One of my guiding principles is don’t do anything that other people are doing. Always do something a little different if you can.
The concept is that if you do it a little differently there is a greater potential for reward than if you do the same thing that other people are doing.
I think that this kind of goal for one’s work, having obviously the maximum risk, would have the maximum reward no matter what the field may be.
h/t James Clear
*biting = bad, paying homage is OK. this differentiation matters because your own thing might be a subtle variant on someone else’s thing. While borrowing and stealing are useful, you still need to put your own spin on it.
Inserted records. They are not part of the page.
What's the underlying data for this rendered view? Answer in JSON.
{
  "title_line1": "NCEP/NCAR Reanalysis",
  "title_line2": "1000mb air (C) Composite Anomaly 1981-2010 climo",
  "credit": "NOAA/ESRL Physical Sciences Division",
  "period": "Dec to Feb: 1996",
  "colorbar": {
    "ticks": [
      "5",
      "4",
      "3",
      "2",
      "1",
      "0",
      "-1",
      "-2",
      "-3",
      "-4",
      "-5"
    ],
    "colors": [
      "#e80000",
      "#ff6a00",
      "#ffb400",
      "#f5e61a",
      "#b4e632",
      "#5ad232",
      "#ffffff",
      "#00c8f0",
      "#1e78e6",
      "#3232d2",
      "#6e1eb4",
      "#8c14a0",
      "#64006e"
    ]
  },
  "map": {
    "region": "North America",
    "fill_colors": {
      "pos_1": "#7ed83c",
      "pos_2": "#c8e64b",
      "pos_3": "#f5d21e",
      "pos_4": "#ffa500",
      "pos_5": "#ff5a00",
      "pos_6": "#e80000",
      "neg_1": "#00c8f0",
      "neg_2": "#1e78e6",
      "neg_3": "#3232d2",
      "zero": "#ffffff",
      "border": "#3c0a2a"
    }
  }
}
Here’s the philosopher Snoop Dogg on the topic via Complex,
When I came out as a rapper, everyone had their own style. If you sounded like someone else, that word was called biting. You biting my style, you biting my s***. If you paying tribute, like I did with ‘La Di Da Di’ with Slick Rick and Doug E. Fresh—I paid n***as who I grew up loving. I’m gonna redo your song, get you paid all over again, and let everybody know it’s your shit, and put a twist on it for the new kids who don’t even know it exist. That’s a different way of showing love as opposed to everyone rapping the same style.